New York — Poland Spring water that is still and under one gallon will be sold in recycled plastic bottles by 2022, Nestlé Waters North America shared last Monday.
Cardiff, Whales — One of Wales' largest mosques has gone plastic-free over Ramadan. In the past, it used to order 30,000 knives, forks and spoons, 15,000 plates, 15,000 cups and 10,000 bottles of water.
Pennsylvania — A waste management company, J.P. Mascaro & Sons, is running trials on a recycling program that extracts flexible plastics (typically non-recyclable) from curbside recycling pickups and transforms them into new products rather than send them to landfills.
Saskatchewan, Canada — The sales of electric vehicles doubled across the province in the first quarter of 2019.
Europe — The sales of electric vehicles went up by 70% and diesel sales dropped by 12%.
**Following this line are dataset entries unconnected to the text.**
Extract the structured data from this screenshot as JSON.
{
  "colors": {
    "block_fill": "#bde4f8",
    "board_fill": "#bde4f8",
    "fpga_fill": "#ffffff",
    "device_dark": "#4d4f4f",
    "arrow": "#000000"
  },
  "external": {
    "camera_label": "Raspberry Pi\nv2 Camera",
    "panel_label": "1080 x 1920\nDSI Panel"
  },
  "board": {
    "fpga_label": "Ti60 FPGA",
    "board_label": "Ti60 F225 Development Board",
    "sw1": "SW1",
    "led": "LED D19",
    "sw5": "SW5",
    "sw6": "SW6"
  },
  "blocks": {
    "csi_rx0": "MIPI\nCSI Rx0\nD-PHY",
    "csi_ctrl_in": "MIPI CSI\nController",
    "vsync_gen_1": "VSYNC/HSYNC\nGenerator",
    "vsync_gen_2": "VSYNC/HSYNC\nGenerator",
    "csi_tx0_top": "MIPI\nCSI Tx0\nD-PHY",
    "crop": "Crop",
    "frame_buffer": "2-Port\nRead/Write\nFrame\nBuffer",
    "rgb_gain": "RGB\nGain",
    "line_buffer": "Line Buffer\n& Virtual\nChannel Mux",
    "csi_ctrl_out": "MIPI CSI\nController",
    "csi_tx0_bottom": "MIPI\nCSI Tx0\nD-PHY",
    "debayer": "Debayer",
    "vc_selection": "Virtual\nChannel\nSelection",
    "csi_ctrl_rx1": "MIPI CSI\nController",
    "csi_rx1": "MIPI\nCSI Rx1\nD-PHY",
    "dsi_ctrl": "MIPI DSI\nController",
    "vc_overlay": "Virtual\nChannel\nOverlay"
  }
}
China — China has at least 20 towns entirely dedicated to researching and manufacturing electric cars.
Canada — The country has become the first country to sign on to the Drive to Zero Pledge, an international initiative aimed at increasing the number of zero and low emission vehicles in the medium- and heavy-duty transportation sector.
Great Britain — England, Scotland and Wales has officially gone two weeks without the use of coal, hitting a new power milestone since the Industrial Revolution.
Global — A nonprofit artificial intelligence firm called WattTime is going to use satellite imagery to track air pollution coming out of every single power plant in the world in real time. It will make the data publicly available, which will empower all tools and avenues for pollution reduction and fill in the gaps for pollution monitoring.
Finland — Eight municipalities pledged to reduce carbon emissions by 80% from 2007 levels by the year 2030.
Minneapolis, Minnesota — Xcel Energy, one of the biggest utility companies in the US, committed to going completely carbon-free by 2050 (and 80 percent carbon-free by 2030).
Europe — A coalition of eight European cities pledged to completely decarbonize their existing buildings by 2050. The cities are Leeds, England; Dublin, Ireland; Velika Gorica, Croatia; Budaörs, Hungary; Padova, Italy; Madrid, Spain; Wroclaw, Poland and Eskişehir, Turkey.
Global — The cost of renewable energy has dropped even more over the past year, to the point where almost every source of green energy can now compete on cost with oil, coal and gas-fired power plants.
Baltimore — 79 homes will form an "eco-village" with net zero emissions in Northeast Baltimore's Tivoly Triangle. The 20 single-family houses and 59 duplexes will produce 100% of the energy they consume through renewable energy sources like solar panels.
Germany — Renewable energy generation jumps to a record of 47% for the first five months of 2019, putting Germany well ahead of its 2025 target (40- 45% of total electricity consumption from renewables).
Utah — The world’s largest renewable energy storage project was announced in Utah last week. The Advanced Clean Energy Storage (ACES) project will house 1,000 megawatts of energy storage capacity, enough to power 150,000 households for a year.
United Kingdom — Some of the UK's most prestigious architecture firms jointly signed an open letter declaring a 'climate and biodiversity emergency’ and calling on the wider architecture and construction industry to step up efforts curb its climate impact.
Baltimore — The NRDC just awarded grants to 11 organizations working to reduce food waste in their communities.
Philippines — The Graduation Legacy for the Environment Act was approved by the Philippine House of Representatives, requiring all elementary, high school, and college students to plant 10 trees each before they can graduate.
Portland — Portland and South Portland pledged to combat climate change with the launch of the One Climate Future initiative, aimed at improving transportation, building standards, energy efficiency, reducing waste, promoting sustainable consumption practices and increasing overall resiliency.